Damages are the pecuniary recompense given by process of law to a person for the actionable wrong that another has done him. Damages may, on occasion, be awarded where the plaintiff has suffered no ascertainable damage: damage may be presumed.
Hadley v Baxendale (1854) 8 Ex 341 per Alderson B:
Where two parties have made a contract which one of them has broken, the damages which the other party ought to receive in respect of such breach of contract should be such as may fairly and reasonably be considered either arising naturally, i.e., according to the usual course of things, from such breach of contract itself, or such as may reasonably be supposed to have been in the contemplation of both parties, at the time they made the contract, as the probable result of the breach of it.
Now, if the special circumstances under which the contract was actually made where communicated by the plaintiffs to the defendants, and thus known to both parties, the damages resulting from the breach of such a contract, which they would reasonably contemplate, would be the amount of injury which would ordinarily follow from a breach of contract under these special circumstances so known and communicated.
But, on the other hand, if these special circumstances were wholly unknown to the party breaking the contract, he, at the most, could only be supposed to have had in his contemplation the amount of injury which would arise generally, and in the great multitude of cases not affected by any special circumstances, from such a breach of contract.
Per Lord Reid in Koufos v C Czarnikow Ltd (The Heron II),  3 All ER 686 at p.691:
In cases like Hadley v Baxendale or the present case it is not enough that in fact the plaintiff’s loss was directly caused by the defendant’s breach of contract. It clearly was so caused in both. The crucial question is whether, on the information available to the defendant when the contract was made, he should, or the reasonable man in his position would, have realised that such loss was sufficiently likely to result from the breach of contract to make it proper to hold that the loss flowed naturally from the breach or that loss of that kind should have been within his contemplation.

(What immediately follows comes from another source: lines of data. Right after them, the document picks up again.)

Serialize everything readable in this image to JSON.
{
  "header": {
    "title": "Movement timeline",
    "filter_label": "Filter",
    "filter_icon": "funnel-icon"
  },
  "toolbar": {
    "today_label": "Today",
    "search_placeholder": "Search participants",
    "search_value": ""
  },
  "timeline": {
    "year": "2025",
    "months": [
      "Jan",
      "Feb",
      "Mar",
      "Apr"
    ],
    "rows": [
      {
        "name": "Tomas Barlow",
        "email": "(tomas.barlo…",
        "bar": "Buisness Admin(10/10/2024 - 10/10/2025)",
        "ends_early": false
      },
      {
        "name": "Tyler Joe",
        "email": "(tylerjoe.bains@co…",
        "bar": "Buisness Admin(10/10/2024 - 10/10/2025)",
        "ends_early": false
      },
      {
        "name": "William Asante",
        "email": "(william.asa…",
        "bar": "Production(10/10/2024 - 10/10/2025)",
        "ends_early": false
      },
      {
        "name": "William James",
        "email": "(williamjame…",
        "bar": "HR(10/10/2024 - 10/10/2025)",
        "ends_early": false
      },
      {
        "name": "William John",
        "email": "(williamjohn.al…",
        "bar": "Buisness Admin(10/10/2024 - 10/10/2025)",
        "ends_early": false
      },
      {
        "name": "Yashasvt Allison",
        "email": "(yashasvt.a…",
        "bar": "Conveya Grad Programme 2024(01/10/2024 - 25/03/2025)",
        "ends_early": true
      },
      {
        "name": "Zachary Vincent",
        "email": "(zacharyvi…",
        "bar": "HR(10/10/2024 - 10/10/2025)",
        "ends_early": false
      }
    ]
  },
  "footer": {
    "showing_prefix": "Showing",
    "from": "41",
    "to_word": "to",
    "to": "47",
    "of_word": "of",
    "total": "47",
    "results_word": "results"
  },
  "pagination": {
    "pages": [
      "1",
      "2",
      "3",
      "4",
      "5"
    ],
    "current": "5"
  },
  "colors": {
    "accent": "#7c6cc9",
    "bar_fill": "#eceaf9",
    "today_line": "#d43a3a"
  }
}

Per Robert Goff, J in Satef-Huttenes Albertus SpA v Paloma Tercera Shipping Co SA (The Pegase),  1 Lloyd’s Rep 175, at p.183:
In some cases, the Courts appear to be prepared to take into account knowledge of special circumstances (i.e., circumstances outside the ordinary course of things) although such knowledge was not communicated by the plaintiff to the defendant - such as knowledge of the nature of the plaintiff’s business (see, e.g., Simpson v The London and North Western Railway Co., (1876) 1 Q.B.D. 274, and the Victoria Laundry (Windsor) v Newman Industries Ltd  1 All ER 997 case) or knowledge of the existence of a market (e.g., knowledge of the defendants in The Heron II that there was a market in sugar at the discharging port, Basra).
In other cases, however, the Courts appear to have considered that the special circumstances should have been specifically drawn to the attention of the defendant by the plaintiff - as in Hadley v Baxendale (1854) 8 Ex 341 and British Columbia & Vancouver Island Spar, Lumber and Saw Mill Co v Nettleship [1861-73] All ER Rep 339, both cases being concerned with a claim to damages by reason of the plaintiff’s factory being prevented from working on account of late delivery of a part of machinery by the defendant carrier. In the light of the decided cases, the test appears to be: have the facts in question come to the defendant’s knowledge in such circumstances that a reasonable person in the shoes of the defendant would, if he had considered the matter at the time of making the contract, have contemplated that, in the event of a breach by him, such facts were to be taken into account when considering his responsibility for loss suffered by the plaintiff as a result of such breach. The answer to that question may vary from case to case, taking into consideration such matters as, for example, the nature of the facts in question and how far they are unusual, and the extent to which such facts are likely to make fulfilment of the contract by the due date more critical, or to render the plaintiff’s loss heavier in the event of non-fulfilment.